Several limitations of this study should be noted. Because of the study’s selection criteria, the sample population could differ from other Chinese American smokers with respect to socio-demographic characteristics and health status. For example, the participants in this study were not randomly selected. Rather, smokers with medical conditions were recruited from hospitals and clinics located in or near Chinese neighborhoods. This selection criterion may bias our results, producing not only a sicker and older population, but also a population with ready access to health care. Participants’ characteristics such as education, income, acculturation, and health needs may be different from smokers in other settings. The participants’ willingness to quit smoking was another criterion used to enroll smokers into the study. Thus, our sample population could differ from the general population, in which some smokers have little or no interest in quitting. In addition, the study relied on self-reported smoking behavior, and the self-reported medical diagnoses of about 20% of the smokers recruited through media outreach were not verified. Both factors may limit the study’s validity. However, we consider these to be minor limitations, given that prior studies comparing self-reported medical history with verified medical records found substantial agreement (>90% sensitivity and specificity), particularly for conditions related to cardiovascular diseases and diabetes [21, 22]. Lastly, our sample of smokers included a small number of women (~9%). It should be noted that a low smoking prevalence (<5%) has been reported among Chinese women in the US [7, 9]. Thus, the findings from CCSCP may not be generalizable to the entire population of Chinese American smokers.

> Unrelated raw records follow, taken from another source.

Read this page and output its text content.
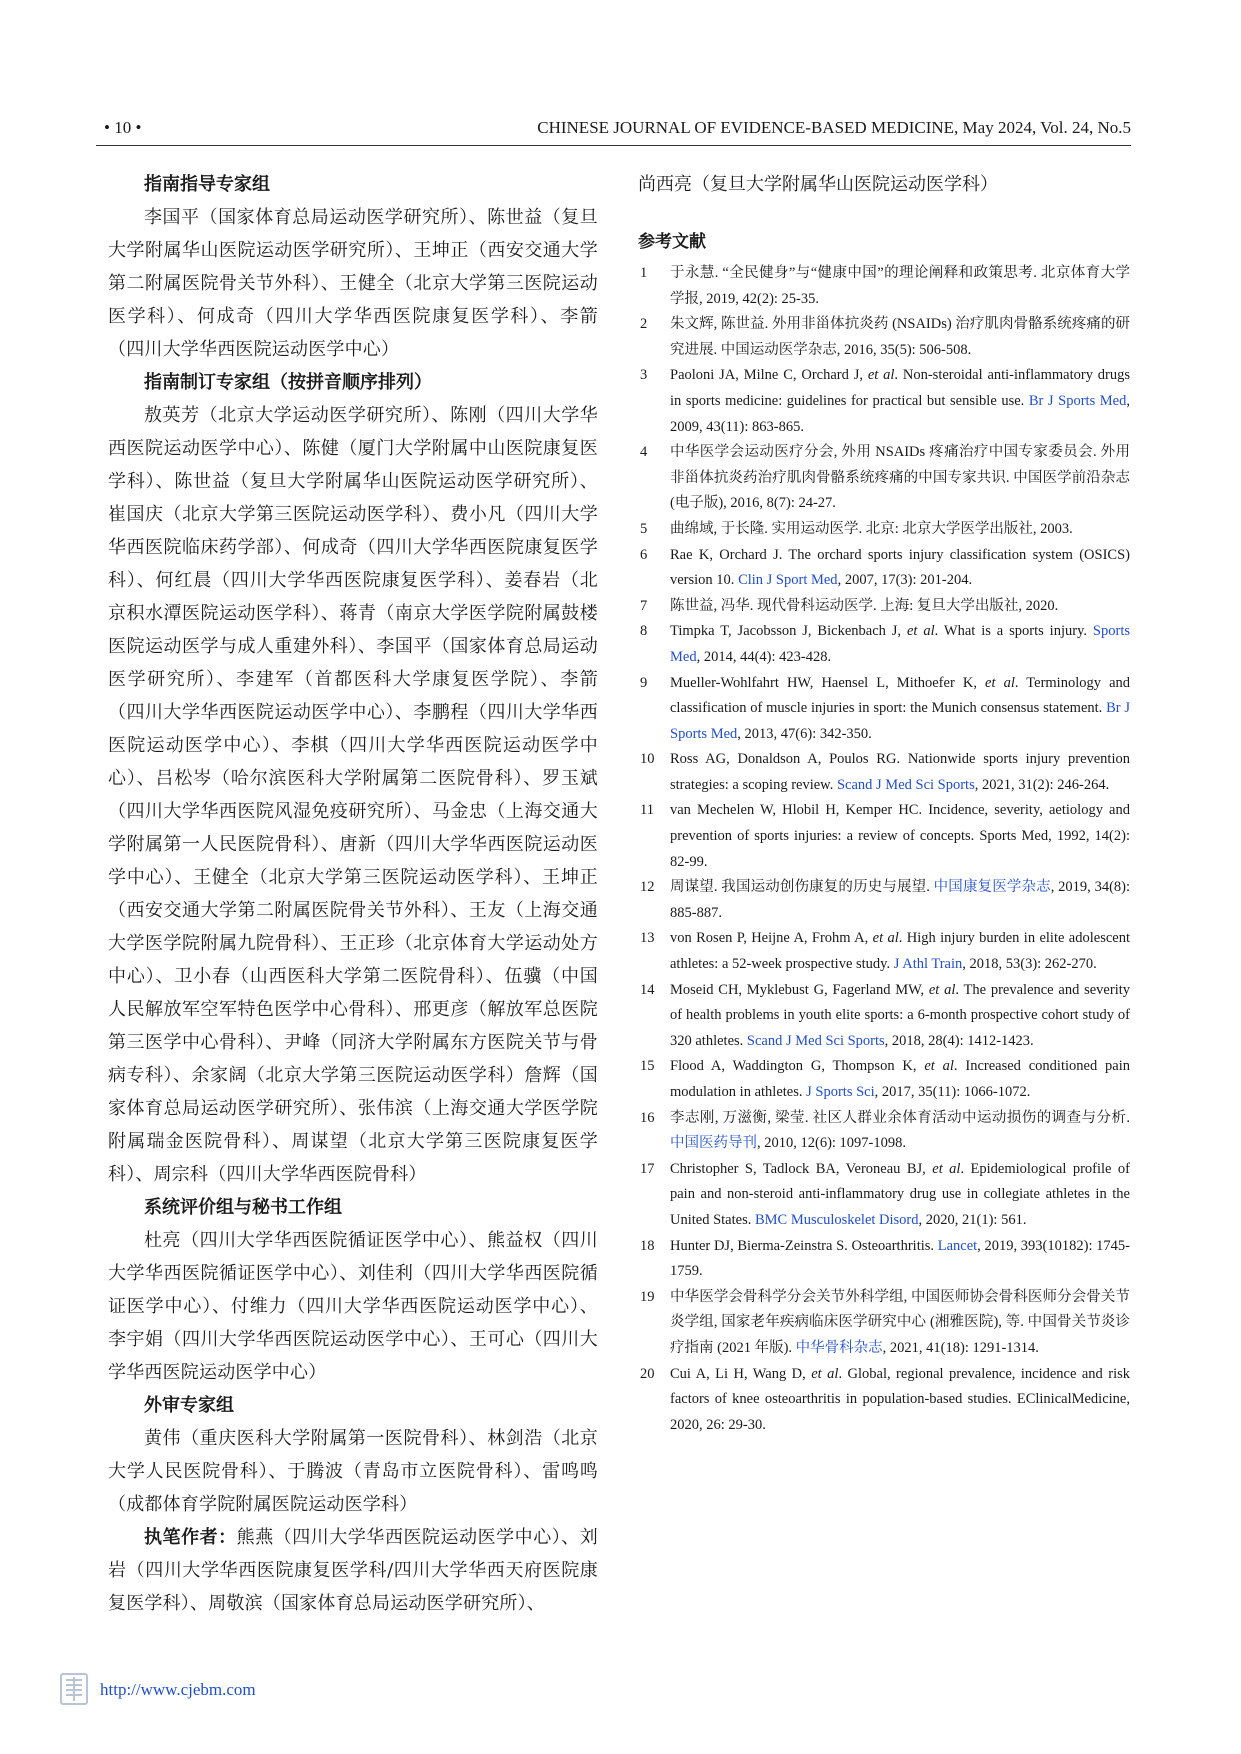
• 10 •	CHINESE JOURNAL OF EVIDENCE-BASED MEDICINE, May 2024, Vol. 24, No.5

指南指导专家组

李国平（国家体育总局运动医学研究所）、陈世益（复旦大学附属华山医院运动医学研究所）、王坤正（西安交通大学第二附属医院骨关节外科）、王健全（北京大学第三医院运动医学科）、何成奇（四川大学华西医院康复医学科）、李箭（四川大学华西医院运动医学中心）

指南制订专家组（按拼音顺序排列）

敖英芳（北京大学运动医学研究所）、陈刚（四川大学华西医院运动医学中心）、陈健（厦门大学附属中山医院康复医学科）、陈世益（复旦大学附属华山医院运动医学研究所）、崔国庆（北京大学第三医院运动医学科）、费小凡（四川大学华西医院临床药学部）、何成奇（四川大学华西医院康复医学科）、何红晨（四川大学华西医院康复医学科）、姜春岩（北京积水潭医院运动医学科）、蒋青（南京大学医学院附属鼓楼医院运动医学与成人重建外科）、李国平（国家体育总局运动医学研究所）、李建军（首都医科大学康复医学院）、李箭（四川大学华西医院运动医学中心）、李鹏程（四川大学华西医院运动医学中心）、李棋（四川大学华西医院运动医学中心）、吕松岑（哈尔滨医科大学附属第二医院骨科）、罗玉斌（四川大学华西医院风湿免疫研究所）、马金忠（上海交通大学附属第一人民医院骨科）、唐新（四川大学华西医院运动医学中心）、王健全（北京大学第三医院运动医学科）、王坤正（西安交通大学第二附属医院骨关节外科）、王友（上海交通大学医学院附属九院骨科）、王正珍（北京体育大学运动处方中心）、卫小春（山西医科大学第二医院骨科）、伍骥（中国人民解放军空军特色医学中心骨科）、邢更彦（解放军总医院第三医学中心骨科）、尹峰（同济大学附属东方医院关节与骨病专科）、余家阔（北京大学第三医院运动医学科）詹辉（国家体育总局运动医学研究所）、张伟滨（上海交通大学医学院附属瑞金医院骨科）、周谋望（北京大学第三医院康复医学科）、周宗科（四川大学华西医院骨科）

系统评价组与秘书工作组

杜亮（四川大学华西医院循证医学中心）、熊益权（四川大学华西医院循证医学中心）、刘佳利（四川大学华西医院循证医学中心）、付维力（四川大学华西医院运动医学中心）、李宇娟（四川大学华西医院运动医学中心）、王可心（四川大学华西医院运动医学中心）

外审专家组

黄伟（重庆医科大学附属第一医院骨科）、林剑浩（北京大学人民医院骨科）、于腾波（青岛市立医院骨科）、雷鸣鸣（成都体育学院附属医院运动医学科）

执笔作者：熊燕（四川大学华西医院运动医学中心）、刘岩（四川大学华西医院康复医学科/四川大学华西天府医院康复医学科）、周敬滨（国家体育总局运动医学研究所）、

尚西亮（复旦大学附属华山医院运动医学科）

参考文献

1	于永慧. “全民健身”与“健康中国”的理论阐释和政策思考. 北京体育大学学报, 2019, 42(2): 25-35.
2	朱文辉, 陈世益. 外用非甾体抗炎药 (NSAIDs) 治疗肌肉骨骼系统疼痛的研究进展. 中国运动医学杂志, 2016, 35(5): 506-508.
3	Paoloni JA, Milne C, Orchard J, et al. Non-steroidal anti-inflammatory drugs in sports medicine: guidelines for practical but sensible use. Br J Sports Med, 2009, 43(11): 863-865.
4	中华医学会运动医疗分会, 外用 NSAIDs 疼痛治疗中国专家委员会. 外用非甾体抗炎药治疗肌肉骨骼系统疼痛的中国专家共识. 中国医学前沿杂志 (电子版), 2016, 8(7): 24-27.
5	曲绵域, 于长隆. 实用运动医学. 北京: 北京大学医学出版社, 2003.
6	Rae K, Orchard J. The orchard sports injury classification system (OSICS) version 10. Clin J Sport Med, 2007, 17(3): 201-204.
7	陈世益, 冯华. 现代骨科运动医学. 上海: 复旦大学出版社, 2020.
8	Timpka T, Jacobsson J, Bickenbach J, et al. What is a sports injury. Sports Med, 2014, 44(4): 423-428.
9	Mueller-Wohlfahrt HW, Haensel L, Mithoefer K, et al. Terminology and classification of muscle injuries in sport: the Munich consensus statement. Br J Sports Med, 2013, 47(6): 342-350.
10	Ross AG, Donaldson A, Poulos RG. Nationwide sports injury prevention strategies: a scoping review. Scand J Med Sci Sports, 2021, 31(2): 246-264.
11	van Mechelen W, Hlobil H, Kemper HC. Incidence, severity, aetiology and prevention of sports injuries: a review of concepts. Sports Med, 1992, 14(2): 82-99.
12	周谋望. 我国运动创伤康复的历史与展望. 中国康复医学杂志, 2019, 34(8): 885-887.
13	von Rosen P, Heijne A, Frohm A, et al. High injury burden in elite adolescent athletes: a 52-week prospective study. J Athl Train, 2018, 53(3): 262-270.
14	Moseid CH, Myklebust G, Fagerland MW, et al. The prevalence and severity of health problems in youth elite sports: a 6-month prospective cohort study of 320 athletes. Scand J Med Sci Sports, 2018, 28(4): 1412-1423.
15	Flood A, Waddington G, Thompson K, et al. Increased conditioned pain modulation in athletes. J Sports Sci, 2017, 35(11): 1066-1072.
16	李志刚, 万滋衡, 梁莹. 社区人群业余体育活动中运动损伤的调查与分析. 中国医药导刊, 2010, 12(6): 1097-1098.
17	Christopher S, Tadlock BA, Veroneau BJ, et al. Epidemiological profile of pain and non-steroid anti-inflammatory drug use in collegiate athletes in the United States. BMC Musculoskelet Disord, 2020, 21(1): 561.
18	Hunter DJ, Bierma-Zeinstra S. Osteoarthritis. Lancet, 2019, 393(10182): 1745-1759.
19	中华医学会骨科学分会关节外科学组, 中国医师协会骨科医师分会骨关节炎学组, 国家老年疾病临床医学研究中心 (湘雅医院), 等. 中国骨关节炎诊疗指南 (2021 年版). 中华骨科杂志, 2021, 41(18): 1291-1314.
20	Cui A, Li H, Wang D, et al. Global, regional prevalence, incidence and risk factors of knee osteoarthritis in population-based studies. EClinicalMedicine, 2020, 26: 29-30.
http://www.cjebm.com
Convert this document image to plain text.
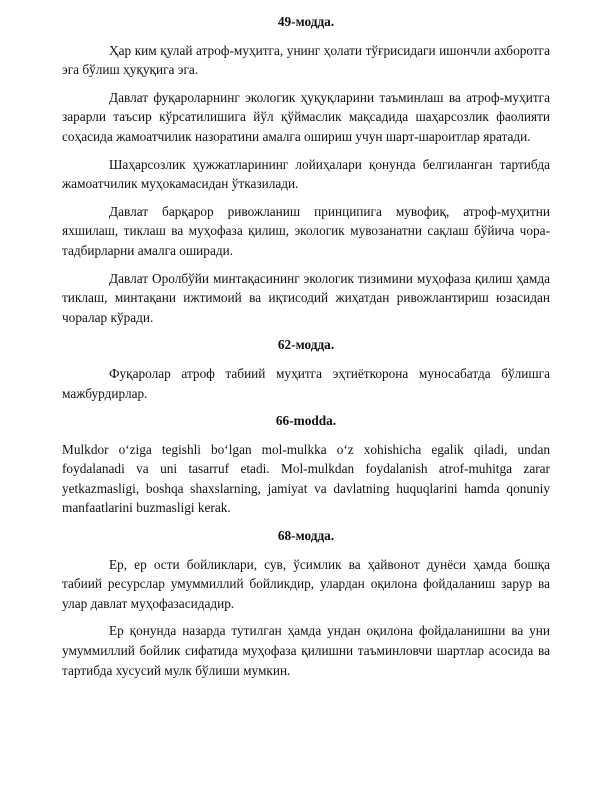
49-модда.

Ҳар ким қулай атроф-муҳитга, унинг ҳолати тўғрисидаги ишончли ахборотга эга бўлиш ҳуқуқига эга.

Давлат фуқароларнинг экологик ҳуқуқларини таъминлаш ва атроф-муҳитга зарарли таъсир кўрсатилишига йўл қўймаслик мақсадида шаҳарсозлик фаолияти соҳасида жамоатчилик назоратини амалга ошириш учун шарт-шароитлар яратади.

Шаҳарсозлик ҳужжатларининг лойиҳалари қонунда белгиланган тартибда жамоатчилик муҳокамасидан ўтказилади.

Давлат барқарор ривожланиш принципига мувофиқ, атроф-муҳитни яхшилаш, тиклаш ва муҳофаза қилиш, экологик мувозанатни сақлаш бўйича чора-тадбирларни амалга оширади.

Давлат Оролбўйи минтақасининг экологик тизимини муҳофаза қилиш ҳамда тиклаш, минтақани ижтимоий ва иқтисодий жиҳатдан ривожлантириш юзасидан чоралар кўради.

62-модда.

Фуқаролар атроф табиий муҳитга эҳтиёткорона муносабатда бўлишга мажбурдирлар.

66-modda.

Mulkdor oʻziga tegishli boʻlgan mol-mulkka oʻz xohishicha egalik qiladi, undan foydalanadi va uni tasarruf etadi. Mol-mulkdan foydalanish atrof-muhitga zarar yetkazmasligi, boshqa shaxslarning, jamiyat va davlatning huquqlarini hamda qonuniy manfaatlarini buzmasligi kerak.

68-модда.

Ер, ер ости бойликлари, сув, ўсимлик ва ҳайвонот дунёси ҳамда бошқа табиий ресурслар умуммиллий бойликдир, улардан оқилона фойдаланиш зарур ва улар давлат муҳофазасидадир.

Ер қонунда назарда тутилган ҳамда ундан оқилона фойдаланишни ва уни умуммиллий бойлик сифатида муҳофаза қилишни таъминловчи шартлар асосида ва тартибда хусусий мулк бўлиши мумкин.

Notwithstanding these limitations, the findings from this study point to both a critical need and tremendous opportunities to implement effective language- and culture-specific smoking-cessation interventions in health-care settings. Future tobacco treatment studies should pay particular attention to health status and illness burden among smokers in order to provide a more accurate assessment of needs, such as elucidating barriers to smoking-cessation treatment in health-care settings.